Dorothea Rhodes Lummis Moore was an American physician, writer, editor, and activist who contributed to prominent periodicals and championed juvenile justice reform.

Lived
1880–1942
Nationality
American
Language
English

Dorothea Rhodes Lummis Moore was an American physician, writer, and social reformer active during the late nineteenth and early twentieth centuries. Born Dorothea Rhodes in 1857, she initially pursued music at the New England Conservatory of Music in Boston. However, she soon pivoted to medicine, enrolling at Boston University's medical school in 1881 and graduating with honors in 1884. Following her marriage to Charles Fletcher Lummis in 1880, she relocated to Los Angeles, California, in 1885, where she established her medical practice.

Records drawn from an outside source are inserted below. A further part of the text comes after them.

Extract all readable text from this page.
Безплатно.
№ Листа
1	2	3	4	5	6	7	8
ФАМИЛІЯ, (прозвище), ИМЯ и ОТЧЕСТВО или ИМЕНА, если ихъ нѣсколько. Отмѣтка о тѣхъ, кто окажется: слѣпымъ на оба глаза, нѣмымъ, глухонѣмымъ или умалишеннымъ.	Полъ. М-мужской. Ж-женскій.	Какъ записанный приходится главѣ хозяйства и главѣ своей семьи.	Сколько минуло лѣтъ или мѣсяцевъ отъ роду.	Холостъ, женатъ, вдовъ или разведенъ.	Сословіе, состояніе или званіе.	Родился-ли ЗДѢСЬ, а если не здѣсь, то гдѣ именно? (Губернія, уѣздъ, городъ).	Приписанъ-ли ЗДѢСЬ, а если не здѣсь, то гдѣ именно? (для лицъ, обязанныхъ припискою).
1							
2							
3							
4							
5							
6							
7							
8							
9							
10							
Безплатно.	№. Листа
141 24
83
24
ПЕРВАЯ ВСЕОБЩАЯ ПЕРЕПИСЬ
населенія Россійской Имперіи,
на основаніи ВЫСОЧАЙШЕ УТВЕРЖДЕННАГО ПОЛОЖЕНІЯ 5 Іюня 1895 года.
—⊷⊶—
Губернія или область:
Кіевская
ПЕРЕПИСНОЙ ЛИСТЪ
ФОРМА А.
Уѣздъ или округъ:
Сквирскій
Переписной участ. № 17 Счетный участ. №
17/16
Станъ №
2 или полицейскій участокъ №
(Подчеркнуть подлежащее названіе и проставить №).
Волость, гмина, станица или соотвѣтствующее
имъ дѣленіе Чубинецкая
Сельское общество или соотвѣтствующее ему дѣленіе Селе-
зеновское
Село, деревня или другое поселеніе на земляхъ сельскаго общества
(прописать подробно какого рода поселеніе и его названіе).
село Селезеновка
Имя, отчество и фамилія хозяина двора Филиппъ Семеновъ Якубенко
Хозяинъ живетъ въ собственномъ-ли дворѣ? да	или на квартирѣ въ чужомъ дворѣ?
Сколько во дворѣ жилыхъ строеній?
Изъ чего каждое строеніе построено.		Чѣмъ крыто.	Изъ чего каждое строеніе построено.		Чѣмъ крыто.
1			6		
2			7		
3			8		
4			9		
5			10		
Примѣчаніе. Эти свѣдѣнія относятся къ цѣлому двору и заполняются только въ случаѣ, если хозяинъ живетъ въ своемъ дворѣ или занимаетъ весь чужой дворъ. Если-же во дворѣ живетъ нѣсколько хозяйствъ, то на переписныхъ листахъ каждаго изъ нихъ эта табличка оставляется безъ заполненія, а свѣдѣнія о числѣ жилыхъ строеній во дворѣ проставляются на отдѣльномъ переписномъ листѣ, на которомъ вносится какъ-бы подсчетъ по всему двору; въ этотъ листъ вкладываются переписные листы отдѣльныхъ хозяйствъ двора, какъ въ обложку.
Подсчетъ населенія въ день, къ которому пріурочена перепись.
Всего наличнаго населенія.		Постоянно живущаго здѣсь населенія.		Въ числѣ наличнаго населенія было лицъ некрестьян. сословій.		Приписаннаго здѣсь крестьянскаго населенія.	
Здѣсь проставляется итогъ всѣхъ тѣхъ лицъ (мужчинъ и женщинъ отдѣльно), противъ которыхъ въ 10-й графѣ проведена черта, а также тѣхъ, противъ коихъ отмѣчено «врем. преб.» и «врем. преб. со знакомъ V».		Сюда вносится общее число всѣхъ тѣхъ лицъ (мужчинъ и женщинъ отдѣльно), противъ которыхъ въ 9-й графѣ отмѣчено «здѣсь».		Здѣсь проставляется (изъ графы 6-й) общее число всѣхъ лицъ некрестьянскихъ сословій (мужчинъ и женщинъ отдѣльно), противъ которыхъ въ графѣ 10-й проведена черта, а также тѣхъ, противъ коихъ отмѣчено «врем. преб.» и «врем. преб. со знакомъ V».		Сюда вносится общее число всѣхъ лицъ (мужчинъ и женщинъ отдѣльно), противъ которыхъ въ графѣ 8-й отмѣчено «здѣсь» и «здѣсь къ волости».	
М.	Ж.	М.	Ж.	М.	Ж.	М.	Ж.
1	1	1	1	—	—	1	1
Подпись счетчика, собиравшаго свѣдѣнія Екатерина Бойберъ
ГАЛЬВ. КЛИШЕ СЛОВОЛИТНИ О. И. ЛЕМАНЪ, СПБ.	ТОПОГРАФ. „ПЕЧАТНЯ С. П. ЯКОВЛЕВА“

Alongside her medical career, Moore was an active writer and editor. She served as a dramatic and musical editor and critic for the Los Angeles Times. Her writing spanned various genres, and she contributed regularly to notable national and regional publications of her day, including Puck, Judge, Life, Women's Cycle, the San Francisco Argonaut, and The Californian, as well as several American medical journals. Through her literary and social circles, she became a close confidante of feminist author Charlotte Perkins Gilman and maintained a lifelong friendship with writer Mary Austin.

Moore's medical practice deeply informed her social activism. Witnessing the neglect and harsh conditions faced by impoverished and Mexican children in Los Angeles, she became a key figure in establishing a local humane society. Her advocacy for vulnerable youth also played a pivotal role in the creation of California's juvenile court system. After divorcing Lummis in 1891, she married Dr. Ernest Carroll Moore in 1896, continuing her civic and intellectual pursuits until her death in 1942.